On paper it sounds fantastic following two young researchers to see what bugs are eaten and how around the Earth. Yet, visually it's just a tepid adventure of someone following them around eating some bugs and there is no elegance, there is no moment of presentation to the audience that shows the director tried to both inform and entertain the audience.

It would have been better if it was tackled by a travel or food show. And there are some interesting moments or places ruined by the unlikable hosts or boring camera work.

It ends on a sad note, which there are quite a few, of the food researcher Josh in front of some sort of very small assembly of the UN in Switzerland, I mean a lot of empty seats, where he puts out the message that big business sucks and people can eat bugs for food.

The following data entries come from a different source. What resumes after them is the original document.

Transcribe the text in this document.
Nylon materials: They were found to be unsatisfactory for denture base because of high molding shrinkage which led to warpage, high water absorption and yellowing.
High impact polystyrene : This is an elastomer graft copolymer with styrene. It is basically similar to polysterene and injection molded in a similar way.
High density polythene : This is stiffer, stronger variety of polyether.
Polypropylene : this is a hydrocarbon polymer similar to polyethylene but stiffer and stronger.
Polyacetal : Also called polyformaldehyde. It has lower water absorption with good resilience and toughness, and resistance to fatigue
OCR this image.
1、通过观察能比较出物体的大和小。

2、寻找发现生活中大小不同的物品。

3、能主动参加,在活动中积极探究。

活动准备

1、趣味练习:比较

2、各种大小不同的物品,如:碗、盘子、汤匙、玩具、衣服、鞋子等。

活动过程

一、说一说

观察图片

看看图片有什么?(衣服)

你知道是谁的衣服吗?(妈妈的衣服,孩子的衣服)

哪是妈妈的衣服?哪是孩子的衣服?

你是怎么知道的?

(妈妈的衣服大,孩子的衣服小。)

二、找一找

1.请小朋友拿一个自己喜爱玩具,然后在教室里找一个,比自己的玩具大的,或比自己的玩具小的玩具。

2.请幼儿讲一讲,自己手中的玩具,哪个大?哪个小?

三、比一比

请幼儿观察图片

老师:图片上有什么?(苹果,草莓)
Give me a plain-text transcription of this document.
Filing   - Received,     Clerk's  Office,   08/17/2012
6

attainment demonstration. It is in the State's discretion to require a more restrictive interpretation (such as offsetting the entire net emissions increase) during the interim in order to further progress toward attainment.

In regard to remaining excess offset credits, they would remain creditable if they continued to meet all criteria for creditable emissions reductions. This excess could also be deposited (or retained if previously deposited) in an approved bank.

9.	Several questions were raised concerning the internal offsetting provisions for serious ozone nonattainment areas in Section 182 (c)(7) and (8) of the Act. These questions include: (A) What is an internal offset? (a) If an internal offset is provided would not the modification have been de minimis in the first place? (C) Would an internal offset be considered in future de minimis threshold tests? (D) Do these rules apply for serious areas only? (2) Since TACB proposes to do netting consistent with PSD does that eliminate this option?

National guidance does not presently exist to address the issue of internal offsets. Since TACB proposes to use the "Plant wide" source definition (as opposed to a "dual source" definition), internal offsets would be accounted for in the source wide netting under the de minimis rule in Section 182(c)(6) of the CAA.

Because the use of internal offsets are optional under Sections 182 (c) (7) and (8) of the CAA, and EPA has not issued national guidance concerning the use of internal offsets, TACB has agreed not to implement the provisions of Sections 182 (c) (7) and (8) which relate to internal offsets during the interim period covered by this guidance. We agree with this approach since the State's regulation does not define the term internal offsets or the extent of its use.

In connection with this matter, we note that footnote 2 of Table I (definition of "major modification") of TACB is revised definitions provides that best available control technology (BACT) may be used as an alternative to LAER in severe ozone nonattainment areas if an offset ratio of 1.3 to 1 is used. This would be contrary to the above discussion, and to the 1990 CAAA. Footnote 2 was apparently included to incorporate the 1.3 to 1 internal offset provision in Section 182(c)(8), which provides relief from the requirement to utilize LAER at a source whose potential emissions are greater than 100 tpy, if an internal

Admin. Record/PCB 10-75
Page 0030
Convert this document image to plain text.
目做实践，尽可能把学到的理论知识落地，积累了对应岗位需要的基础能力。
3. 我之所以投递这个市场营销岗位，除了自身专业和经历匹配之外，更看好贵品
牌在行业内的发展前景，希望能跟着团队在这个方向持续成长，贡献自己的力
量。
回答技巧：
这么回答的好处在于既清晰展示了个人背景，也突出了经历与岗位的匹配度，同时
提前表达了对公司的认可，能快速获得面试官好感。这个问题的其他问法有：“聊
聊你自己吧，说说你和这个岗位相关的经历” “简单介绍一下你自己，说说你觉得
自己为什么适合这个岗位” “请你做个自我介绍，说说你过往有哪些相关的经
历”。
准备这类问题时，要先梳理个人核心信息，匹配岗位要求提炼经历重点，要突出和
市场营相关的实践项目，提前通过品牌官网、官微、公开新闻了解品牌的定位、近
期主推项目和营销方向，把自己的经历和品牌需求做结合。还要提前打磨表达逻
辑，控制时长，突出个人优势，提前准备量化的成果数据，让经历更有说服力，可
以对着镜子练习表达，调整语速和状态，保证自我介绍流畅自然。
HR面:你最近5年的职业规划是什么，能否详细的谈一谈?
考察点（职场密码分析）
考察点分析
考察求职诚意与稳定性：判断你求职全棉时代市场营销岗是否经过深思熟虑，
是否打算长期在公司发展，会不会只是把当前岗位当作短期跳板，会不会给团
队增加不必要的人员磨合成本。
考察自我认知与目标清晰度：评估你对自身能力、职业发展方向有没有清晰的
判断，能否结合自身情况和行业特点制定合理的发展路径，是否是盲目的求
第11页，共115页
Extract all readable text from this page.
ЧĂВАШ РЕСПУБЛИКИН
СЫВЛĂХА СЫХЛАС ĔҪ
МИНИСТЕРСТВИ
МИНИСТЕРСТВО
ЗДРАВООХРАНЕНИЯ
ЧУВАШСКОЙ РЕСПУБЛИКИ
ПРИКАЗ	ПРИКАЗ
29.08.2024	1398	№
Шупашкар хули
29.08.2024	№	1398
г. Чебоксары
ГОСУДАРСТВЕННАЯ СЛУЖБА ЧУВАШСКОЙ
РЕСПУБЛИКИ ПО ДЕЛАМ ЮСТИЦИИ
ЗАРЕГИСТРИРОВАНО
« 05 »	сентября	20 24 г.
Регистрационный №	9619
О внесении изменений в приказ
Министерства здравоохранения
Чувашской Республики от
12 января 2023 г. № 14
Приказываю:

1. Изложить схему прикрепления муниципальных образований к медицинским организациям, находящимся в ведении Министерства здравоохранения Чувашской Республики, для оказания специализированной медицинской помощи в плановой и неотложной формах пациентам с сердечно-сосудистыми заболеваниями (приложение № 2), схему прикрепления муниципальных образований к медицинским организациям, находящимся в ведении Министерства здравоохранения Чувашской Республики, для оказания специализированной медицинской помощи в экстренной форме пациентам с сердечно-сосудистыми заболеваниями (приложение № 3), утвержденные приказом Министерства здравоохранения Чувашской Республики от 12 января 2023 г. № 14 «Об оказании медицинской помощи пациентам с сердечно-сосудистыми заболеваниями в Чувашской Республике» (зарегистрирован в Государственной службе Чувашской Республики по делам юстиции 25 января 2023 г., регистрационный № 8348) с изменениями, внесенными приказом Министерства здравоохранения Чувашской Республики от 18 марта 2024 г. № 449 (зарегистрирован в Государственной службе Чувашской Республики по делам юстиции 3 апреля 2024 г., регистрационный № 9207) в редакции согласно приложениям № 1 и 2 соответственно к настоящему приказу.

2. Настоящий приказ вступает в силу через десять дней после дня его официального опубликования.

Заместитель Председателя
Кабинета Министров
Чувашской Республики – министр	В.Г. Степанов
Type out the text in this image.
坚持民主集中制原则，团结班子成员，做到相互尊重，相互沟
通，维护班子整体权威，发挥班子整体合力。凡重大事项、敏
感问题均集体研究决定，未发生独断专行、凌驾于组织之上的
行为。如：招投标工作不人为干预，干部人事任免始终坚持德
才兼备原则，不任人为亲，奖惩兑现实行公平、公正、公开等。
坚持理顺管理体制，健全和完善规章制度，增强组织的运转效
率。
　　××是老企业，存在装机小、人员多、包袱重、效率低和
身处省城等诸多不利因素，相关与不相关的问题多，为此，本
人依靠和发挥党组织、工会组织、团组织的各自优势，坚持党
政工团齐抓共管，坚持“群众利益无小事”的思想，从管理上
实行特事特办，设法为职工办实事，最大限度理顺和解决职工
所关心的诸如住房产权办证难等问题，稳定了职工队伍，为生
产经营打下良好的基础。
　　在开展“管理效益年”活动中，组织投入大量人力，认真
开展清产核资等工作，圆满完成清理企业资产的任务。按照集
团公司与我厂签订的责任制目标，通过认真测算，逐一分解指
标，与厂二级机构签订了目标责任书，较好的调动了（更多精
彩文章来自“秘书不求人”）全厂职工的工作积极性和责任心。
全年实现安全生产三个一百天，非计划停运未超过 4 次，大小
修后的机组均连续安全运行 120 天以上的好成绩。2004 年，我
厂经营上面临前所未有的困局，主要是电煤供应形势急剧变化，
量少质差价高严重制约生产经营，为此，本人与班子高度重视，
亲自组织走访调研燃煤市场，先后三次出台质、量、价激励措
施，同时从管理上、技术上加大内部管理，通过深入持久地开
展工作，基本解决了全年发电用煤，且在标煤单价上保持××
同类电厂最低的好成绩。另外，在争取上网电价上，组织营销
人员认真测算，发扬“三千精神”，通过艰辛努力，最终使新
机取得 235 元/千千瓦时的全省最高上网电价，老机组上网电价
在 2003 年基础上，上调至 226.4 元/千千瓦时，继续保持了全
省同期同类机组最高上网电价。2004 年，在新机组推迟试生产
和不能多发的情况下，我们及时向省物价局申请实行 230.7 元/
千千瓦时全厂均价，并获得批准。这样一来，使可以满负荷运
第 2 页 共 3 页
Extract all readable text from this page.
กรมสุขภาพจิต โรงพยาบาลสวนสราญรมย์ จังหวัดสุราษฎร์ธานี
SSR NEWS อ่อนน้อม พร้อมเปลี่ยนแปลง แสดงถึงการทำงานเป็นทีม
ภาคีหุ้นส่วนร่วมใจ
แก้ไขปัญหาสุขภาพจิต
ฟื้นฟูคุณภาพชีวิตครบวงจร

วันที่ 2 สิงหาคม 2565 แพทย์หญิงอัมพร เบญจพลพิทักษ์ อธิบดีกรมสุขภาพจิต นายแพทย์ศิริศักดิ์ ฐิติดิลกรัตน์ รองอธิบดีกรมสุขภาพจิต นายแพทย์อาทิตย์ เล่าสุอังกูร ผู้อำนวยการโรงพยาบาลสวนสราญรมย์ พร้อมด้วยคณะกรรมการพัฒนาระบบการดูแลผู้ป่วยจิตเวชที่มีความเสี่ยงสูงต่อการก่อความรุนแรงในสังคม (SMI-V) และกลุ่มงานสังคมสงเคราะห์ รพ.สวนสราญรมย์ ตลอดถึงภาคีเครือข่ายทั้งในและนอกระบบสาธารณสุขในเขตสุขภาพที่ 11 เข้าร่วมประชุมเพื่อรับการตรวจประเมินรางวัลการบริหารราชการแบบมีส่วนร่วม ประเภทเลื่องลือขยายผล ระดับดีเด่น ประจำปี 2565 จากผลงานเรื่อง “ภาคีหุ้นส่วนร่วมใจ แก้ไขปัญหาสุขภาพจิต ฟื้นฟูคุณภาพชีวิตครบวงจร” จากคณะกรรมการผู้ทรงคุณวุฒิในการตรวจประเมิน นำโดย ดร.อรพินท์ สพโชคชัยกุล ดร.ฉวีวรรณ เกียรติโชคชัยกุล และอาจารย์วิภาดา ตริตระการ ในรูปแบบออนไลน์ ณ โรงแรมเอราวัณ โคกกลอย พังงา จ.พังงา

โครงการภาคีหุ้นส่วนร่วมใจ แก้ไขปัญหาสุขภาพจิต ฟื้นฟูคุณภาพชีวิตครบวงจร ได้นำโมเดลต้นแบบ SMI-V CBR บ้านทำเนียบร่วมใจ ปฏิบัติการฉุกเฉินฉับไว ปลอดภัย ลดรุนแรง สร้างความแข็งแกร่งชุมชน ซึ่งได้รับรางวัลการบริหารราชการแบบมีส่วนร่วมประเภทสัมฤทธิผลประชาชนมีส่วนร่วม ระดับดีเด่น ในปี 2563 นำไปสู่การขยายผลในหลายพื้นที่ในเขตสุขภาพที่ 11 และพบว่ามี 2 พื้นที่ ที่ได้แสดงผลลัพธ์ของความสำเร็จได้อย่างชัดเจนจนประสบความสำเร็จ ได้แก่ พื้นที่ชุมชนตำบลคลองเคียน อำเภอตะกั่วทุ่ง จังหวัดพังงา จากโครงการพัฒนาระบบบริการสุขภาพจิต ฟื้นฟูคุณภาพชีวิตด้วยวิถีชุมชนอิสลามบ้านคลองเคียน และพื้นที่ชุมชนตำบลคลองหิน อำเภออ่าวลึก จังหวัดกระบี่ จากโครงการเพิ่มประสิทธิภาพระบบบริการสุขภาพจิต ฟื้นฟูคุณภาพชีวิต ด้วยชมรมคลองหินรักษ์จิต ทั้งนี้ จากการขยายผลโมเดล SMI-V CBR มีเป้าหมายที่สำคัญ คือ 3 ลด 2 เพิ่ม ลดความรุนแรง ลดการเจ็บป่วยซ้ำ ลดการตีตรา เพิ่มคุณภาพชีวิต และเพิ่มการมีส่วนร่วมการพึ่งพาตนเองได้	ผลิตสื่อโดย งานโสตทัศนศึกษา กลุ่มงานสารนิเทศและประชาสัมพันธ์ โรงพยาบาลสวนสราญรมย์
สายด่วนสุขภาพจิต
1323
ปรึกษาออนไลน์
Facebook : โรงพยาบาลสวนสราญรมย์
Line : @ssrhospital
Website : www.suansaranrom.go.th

The film could have given its concise point from the start instead of the utterly boring scenes of Josh and Ben confronting their employers, colleagues and friends about how bugs and big business are bad. Making them come off as jerks.

Mainly, the director just loses everything with just how boring he makes bug eating. Eating bugs fresh from the ground and on your plate, come on, how do you ruin that?

I'll stick for meat and potatoes a little longer.